Les meilleurs complices, comme ceux venus accuser mon père de vol sous son toit, deviennent les plus performants rarement pour leurs aptitudes innées ou leur travail. Non. Ils sont juste capables de présence d’esprit, de perfidie. En retour, ils nous pompent, pour nous rabaisser, nous les valeureux, un style de vie auquel nos valeurs [idiotie] nous empêcheront d’accéder. Résultat ? Nous devenons des frustrés. Ah...la solution rapide ! Être capable de perfidie. Elle était simple mais il m’a fallu toute une gymnastique intellectuelle pour y arriver. La perfidie ne combat pas la perfidie, soit. Les valeurs ne la combattent pas non plus. Pourquoi ? Elles sont les bras d’un même corps. Je l’ai peut-être toujours su mais ce soir, je l’admets ouvertement. Oui, je serai toujours complice mais un  complice pragmatique. Je pourrai dorénavant anticiper les coups bas. Surtout j’en porterai peut-être sans remords.

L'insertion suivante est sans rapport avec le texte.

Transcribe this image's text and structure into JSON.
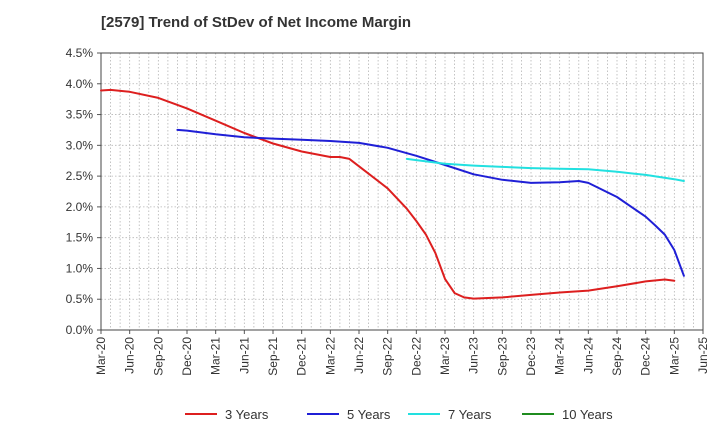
{
  "chart_data": {
    "type": "line",
    "title": "[2579]  Trend of StDev of Net Income Margin",
    "xlabel": "",
    "ylabel": "",
    "x_ticks": [
      "Mar-20",
      "Jun-20",
      "Sep-20",
      "Dec-20",
      "Mar-21",
      "Jun-21",
      "Sep-21",
      "Dec-21",
      "Mar-22",
      "Jun-22",
      "Sep-22",
      "Dec-22",
      "Mar-23",
      "Jun-23",
      "Sep-23",
      "Dec-23",
      "Mar-24",
      "Jun-24",
      "Sep-24",
      "Dec-24",
      "Mar-25",
      "Jun-25"
    ],
    "y_ticks": [
      "0.0%",
      "0.5%",
      "1.0%",
      "1.5%",
      "2.0%",
      "2.5%",
      "3.0%",
      "3.5%",
      "4.0%",
      "4.5%"
    ],
    "ylim": [
      0,
      4.5
    ],
    "grid": true,
    "legend_position": "bottom",
    "series": [
      {
        "name": "3 Years",
        "color": "#dd1f1f",
        "points": [
          [
            "Mar-20",
            3.89
          ],
          [
            "Apr-20",
            3.9
          ],
          [
            "Jun-20",
            3.87
          ],
          [
            "Sep-20",
            3.77
          ],
          [
            "Dec-20",
            3.6
          ],
          [
            "Mar-21",
            3.4
          ],
          [
            "Jun-21",
            3.2
          ],
          [
            "Sep-21",
            3.03
          ],
          [
            "Dec-21",
            2.9
          ],
          [
            "Mar-22",
            2.81
          ],
          [
            "Apr-22",
            2.81
          ],
          [
            "May-22",
            2.78
          ],
          [
            "Jun-22",
            2.66
          ],
          [
            "Sep-22",
            2.3
          ],
          [
            "Nov-22",
            1.97
          ],
          [
            "Dec-22",
            1.77
          ],
          [
            "Jan-23",
            1.55
          ],
          [
            "Feb-23",
            1.25
          ],
          [
            "Mar-23",
            0.83
          ],
          [
            "Apr-23",
            0.6
          ],
          [
            "May-23",
            0.53
          ],
          [
            "Jun-23",
            0.51
          ],
          [
            "Sep-23",
            0.53
          ],
          [
            "Dec-23",
            0.57
          ],
          [
            "Mar-24",
            0.61
          ],
          [
            "Jun-24",
            0.64
          ],
          [
            "Sep-24",
            0.71
          ],
          [
            "Dec-24",
            0.79
          ],
          [
            "Feb-25",
            0.82
          ],
          [
            "Mar-25",
            0.8
          ]
        ]
      },
      {
        "name": "5 Years",
        "color": "#1f1fd6",
        "points": [
          [
            "Nov-20",
            3.25
          ],
          [
            "Dec-20",
            3.24
          ],
          [
            "Mar-21",
            3.18
          ],
          [
            "Jun-21",
            3.13
          ],
          [
            "Sep-21",
            3.11
          ],
          [
            "Dec-21",
            3.09
          ],
          [
            "Mar-22",
            3.07
          ],
          [
            "Jun-22",
            3.04
          ],
          [
            "Sep-22",
            2.96
          ],
          [
            "Dec-22",
            2.83
          ],
          [
            "Mar-23",
            2.68
          ],
          [
            "Jun-23",
            2.53
          ],
          [
            "Sep-23",
            2.44
          ],
          [
            "Dec-23",
            2.39
          ],
          [
            "Mar-24",
            2.4
          ],
          [
            "May-24",
            2.42
          ],
          [
            "Jun-24",
            2.39
          ],
          [
            "Sep-24",
            2.16
          ],
          [
            "Dec-24",
            1.84
          ],
          [
            "Jan-25",
            1.7
          ],
          [
            "Feb-25",
            1.55
          ],
          [
            "Mar-25",
            1.3
          ],
          [
            "Apr-25",
            0.88
          ]
        ]
      },
      {
        "name": "7 Years",
        "color": "#22e0e0",
        "points": [
          [
            "Nov-22",
            2.78
          ],
          [
            "Dec-22",
            2.76
          ],
          [
            "Mar-23",
            2.7
          ],
          [
            "Jun-23",
            2.67
          ],
          [
            "Sep-23",
            2.65
          ],
          [
            "Dec-23",
            2.63
          ],
          [
            "Mar-24",
            2.62
          ],
          [
            "Jun-24",
            2.61
          ],
          [
            "Sep-24",
            2.57
          ],
          [
            "Dec-24",
            2.52
          ],
          [
            "Mar-25",
            2.45
          ],
          [
            "Apr-25",
            2.42
          ]
        ]
      },
      {
        "name": "10 Years",
        "color": "#1f8c1f",
        "points": []
      }
    ]
  }
}
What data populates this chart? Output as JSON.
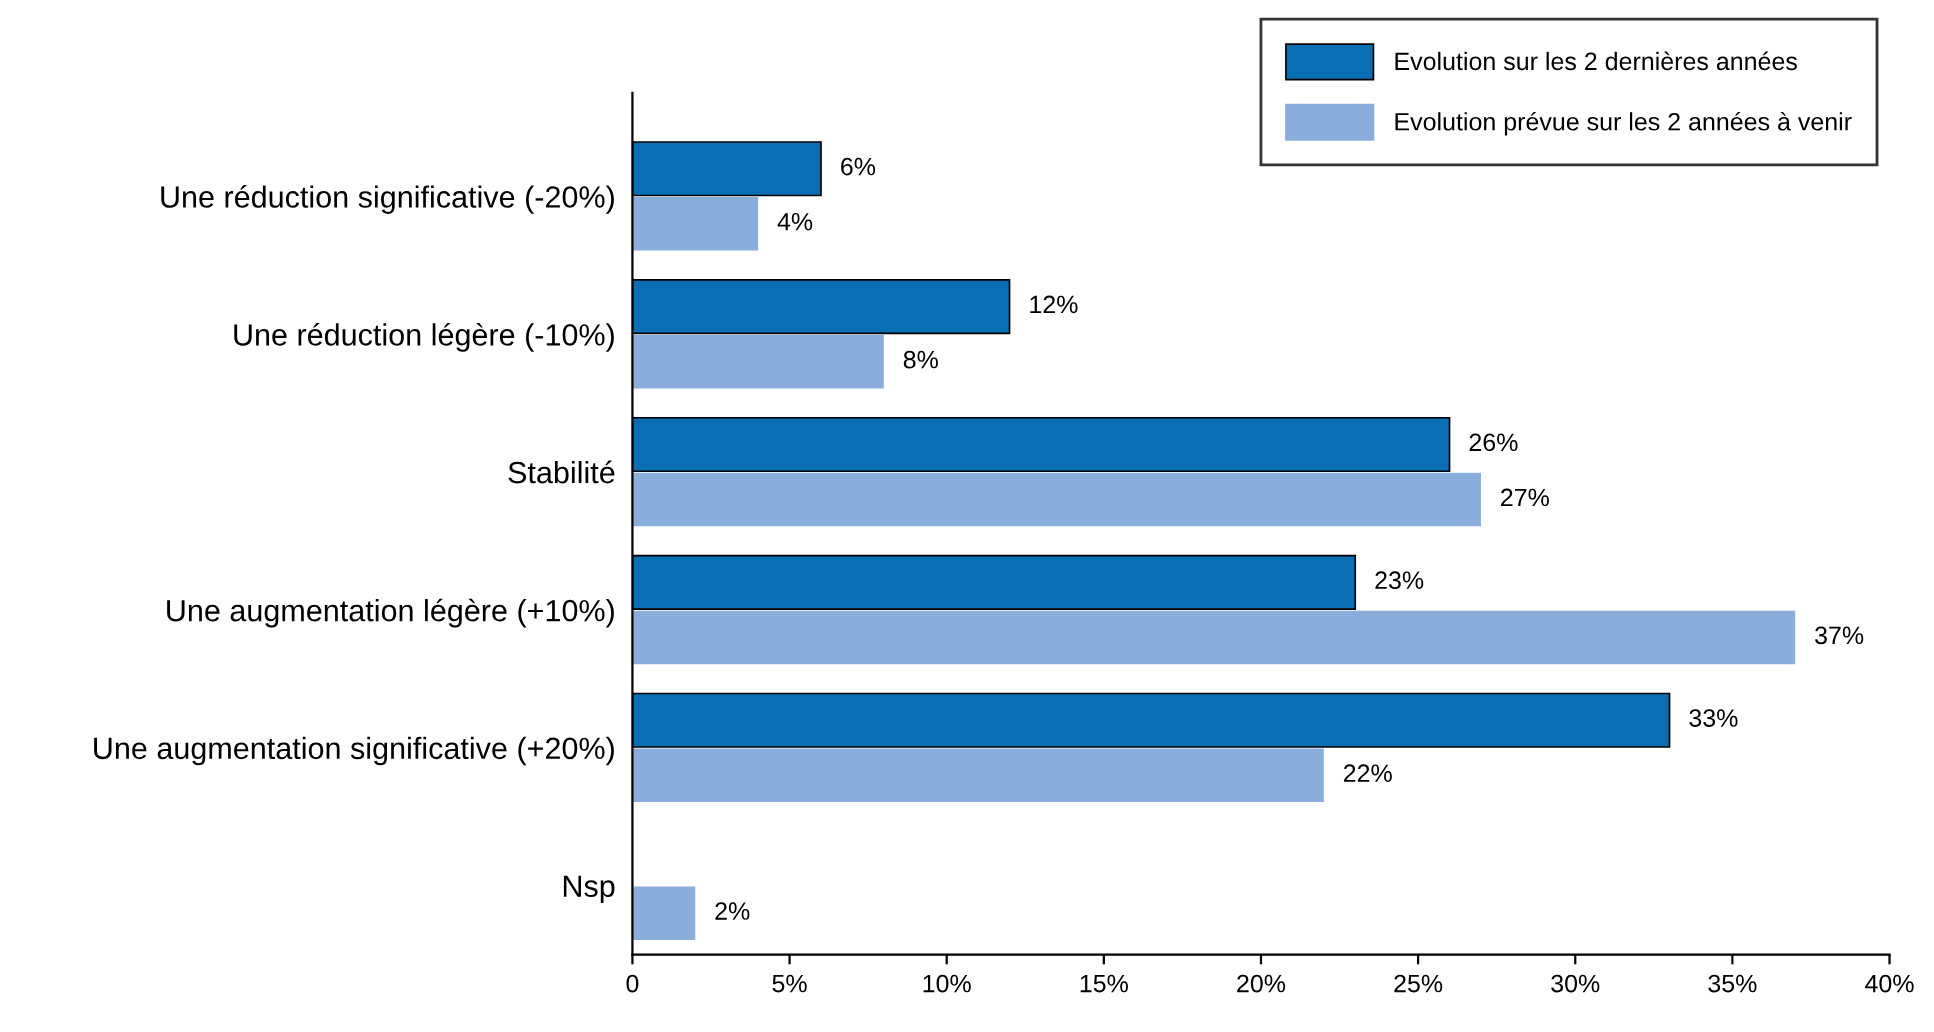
{
  "chart_data": {
    "type": "bar",
    "orientation": "horizontal",
    "categories": [
      "Une réduction significative (-20%)",
      "Une réduction légère (-10%)",
      "Stabilité",
      "Une augmentation légère (+10%)",
      "Une augmentation significative (+20%)",
      "Nsp"
    ],
    "series": [
      {
        "name": "Evolution sur les 2 dernières années",
        "color": "#0a6eb4",
        "values": [
          6,
          12,
          26,
          23,
          33,
          null
        ],
        "value_labels": [
          "6%",
          "12%",
          "26%",
          "23%",
          "33%",
          null
        ]
      },
      {
        "name": "Evolution prévue sur les 2 années à venir",
        "color": "#8aaedb",
        "values": [
          4,
          8,
          27,
          37,
          22,
          2
        ],
        "value_labels": [
          "4%",
          "8%",
          "27%",
          "37%",
          "22%",
          "2%"
        ]
      }
    ],
    "xlim": [
      0,
      40
    ],
    "xticks": [
      0,
      {
        "value": 5,
        "label": "5%"
      },
      {
        "value": 10,
        "label": "10%"
      },
      {
        "value": 15,
        "label": "15%"
      },
      {
        "value": 20,
        "label": "20%"
      },
      {
        "value": 25,
        "label": "25%"
      },
      {
        "value": 30,
        "label": "30%"
      },
      {
        "value": 35,
        "label": "35%"
      },
      {
        "value": 40,
        "label": "40%"
      }
    ],
    "grid": false,
    "legend": "top right"
  }
}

Mon père l’avait compris mais il n’oserait pas s’engager sur cette voie. Moi oui. Je possède encore la témérité juvénile : tout ou rien. Le problème demeurait cependant entier : se sortir définitivement de ce cercle vicieux. En allant à la banque ? Non. Les nouveaux perfides n’empruntent pas de la banque. De toute façon, dans mon pays, pour une classe de gens, le prêt et ses intérêts n’appauvrissent que davantage. L’ascenseur social étant en panne, les perfides peuvent alors nous cracher au visage. Je me souvins alors de cette vielle connaissance, mon ainé de sept ans que j’ai connu au lycée, connaissant tout le monde. Il me parlait, un mois de cela, d’un Dominicain affable qui serait peut-être prêt à me financer, à financer mon père. À sa proposition, j’avais répondu non catégoriquement.  Non par pure honnêteté mais par peur. Dans un monde perfide, les valeurs paralysent.

Les perfides n’y vont pas par quatre chemins. Je pris mon téléphone, cherchai son numéro et lui envoyai ce message : «  Allo. Ça va ? Tu te rappelles de ta proposition ? Je marche. » Je pressai sans hésiter sur envoyé. Après seulement quelques secondes, il me répondit : « Ah...on se rendra alors à Saint-Domingue le plus tôt que possible. » Cela me parut pas trop facile. Je ne me méfiai point car la facilité n’a jamais été un problème pour les perfides. Ce soir, je ne me contentais plus d’un vulgaire poste de directeur général ou de ministre. Mes yeux s’étant véritablement ouverts, je me transformais en beaucoup plus : un faiseur de rêves. Je me préparais à une vie riche en rebondissements. J’étais un homme changé.  Après, on verra.... Pour l’instant, je change de vie. Je ne me contente plus de survivre.